Yeah, this is where it gets complicated. There might need to be a Supreme Court ruling before this is allowed to stand.
The Supreme Court didn’t rule on the outcome of the election. They ruled on whether a recount could continue past the federally-established deadline. This has the side effect of causing Bush to win, but at no point did the Court “award” the presidency to Bush, nor does it follow that if they had ruled differently that Gore would have become president.
It almost certainly would not have – multiple recounts after it was all over, done by newspapers and outside orgs, all showed Bush still winning. The most likely effect of the SC was to eliminate another month or two of ballot counting that would have given the same result in the end.
Knowing how the decision has been perceived ever since, it might have been best to let it go on anyway.
Surely the answer to the OP is rather straightforward and obvious? Al Gore would have been elected the 43rd President of the United States. That’s it. It’s how the system works.
[QUOTE=Constitution]
The Congress may determine the Time of choosing the Electors, and the Day on which they shall give their Votes; which Day shall be the same throughout the United States.
[/QUOTE]
Congress has set the day of"choosing" the electors to be general election day. Minnesota (like 48 other states) says that the winner of the state’s popular vote gets his slate of electors appointed. That slate is set in advance.
I would argue that a replacement on the day of the electoral college would constitute a separate choice of an elector in violation of the federal law and the constitution.
Not really. The bottom line is that there are laws in many states which require electors to vote for the candidate they’re pledged to and invalidate their votes if they don’t do so. But the constitutionality of these laws haven’t been determined.

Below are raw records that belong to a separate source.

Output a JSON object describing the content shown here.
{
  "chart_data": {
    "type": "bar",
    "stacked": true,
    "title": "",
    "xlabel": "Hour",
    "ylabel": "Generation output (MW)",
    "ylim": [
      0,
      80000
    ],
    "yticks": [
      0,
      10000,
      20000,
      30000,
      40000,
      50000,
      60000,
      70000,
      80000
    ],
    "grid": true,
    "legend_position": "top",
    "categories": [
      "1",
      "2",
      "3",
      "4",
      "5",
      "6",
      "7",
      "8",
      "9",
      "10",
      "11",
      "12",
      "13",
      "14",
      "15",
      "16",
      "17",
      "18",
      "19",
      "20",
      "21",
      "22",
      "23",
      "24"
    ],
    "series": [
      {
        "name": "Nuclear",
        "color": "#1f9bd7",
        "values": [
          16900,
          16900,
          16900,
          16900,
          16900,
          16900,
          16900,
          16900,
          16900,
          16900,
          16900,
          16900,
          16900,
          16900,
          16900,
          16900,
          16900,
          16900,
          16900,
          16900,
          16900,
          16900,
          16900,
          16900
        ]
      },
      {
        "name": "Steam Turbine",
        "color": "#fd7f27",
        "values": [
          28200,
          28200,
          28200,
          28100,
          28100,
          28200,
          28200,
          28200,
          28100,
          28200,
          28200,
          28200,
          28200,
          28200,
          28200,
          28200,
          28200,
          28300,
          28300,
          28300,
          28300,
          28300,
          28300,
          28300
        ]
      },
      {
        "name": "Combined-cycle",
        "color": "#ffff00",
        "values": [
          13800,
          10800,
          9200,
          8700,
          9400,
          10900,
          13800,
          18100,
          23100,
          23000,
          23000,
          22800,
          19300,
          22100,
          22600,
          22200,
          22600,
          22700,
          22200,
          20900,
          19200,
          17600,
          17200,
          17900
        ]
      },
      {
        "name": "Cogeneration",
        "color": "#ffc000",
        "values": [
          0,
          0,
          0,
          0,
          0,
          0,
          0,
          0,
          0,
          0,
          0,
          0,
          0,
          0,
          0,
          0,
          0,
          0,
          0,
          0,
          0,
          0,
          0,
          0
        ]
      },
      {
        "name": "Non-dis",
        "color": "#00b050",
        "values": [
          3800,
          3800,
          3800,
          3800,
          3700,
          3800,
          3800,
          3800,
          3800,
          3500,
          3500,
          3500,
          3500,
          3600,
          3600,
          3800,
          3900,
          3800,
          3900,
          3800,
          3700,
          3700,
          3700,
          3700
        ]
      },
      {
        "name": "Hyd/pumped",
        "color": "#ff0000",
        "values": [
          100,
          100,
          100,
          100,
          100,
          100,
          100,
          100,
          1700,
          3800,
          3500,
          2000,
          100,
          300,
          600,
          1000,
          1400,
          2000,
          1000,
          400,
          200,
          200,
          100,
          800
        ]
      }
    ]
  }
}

So it’s an open question. If three electors pledged to Bush had decided to vote for Gore, their votes might not have counted. Or they might have.
If Ralph Nader hadn’t run in that election you would have had President Gore.
And the one time there was a real dispute over the validity of electoral votes, it was not handled especially well.
The question as posed by the OP should have involved four electors switching, not three.
If three electors would have switched, the result would have been Gore 269, Bush 268, and one blank vote. To be elected, a candidate must receive a majority of the electors appointed, not of the votes cast. So there would have been no election, and the House of Representatives, voting by state, would have had to choose between Bush and Gore.
Interesting. So 270 is still the magic number then.
This was a pretty well known small deal at the time. Some sample coverage:
Will someone please put this canard to rest? While technically true, it’s also true that if Gore had run a better campaign, you would have had President Gore. If Democrats had been better at getting out the vote, you would have had President Gore. If there hadn’t been a war on, you’d have had President Gore. In any number of hypothetical situations, the results would have been different.
Some voters preferred Nader over Gore. Rather a larger number preferred Bush over Gore. Another larger number chose not to vote at all. All of these factors contributed to Bush’s win Singling out Nader and voters who voted their conscience for blame may be satisfying, but it’s not accurate in that it’s only a small part of the story.
That was one ugly election, all around.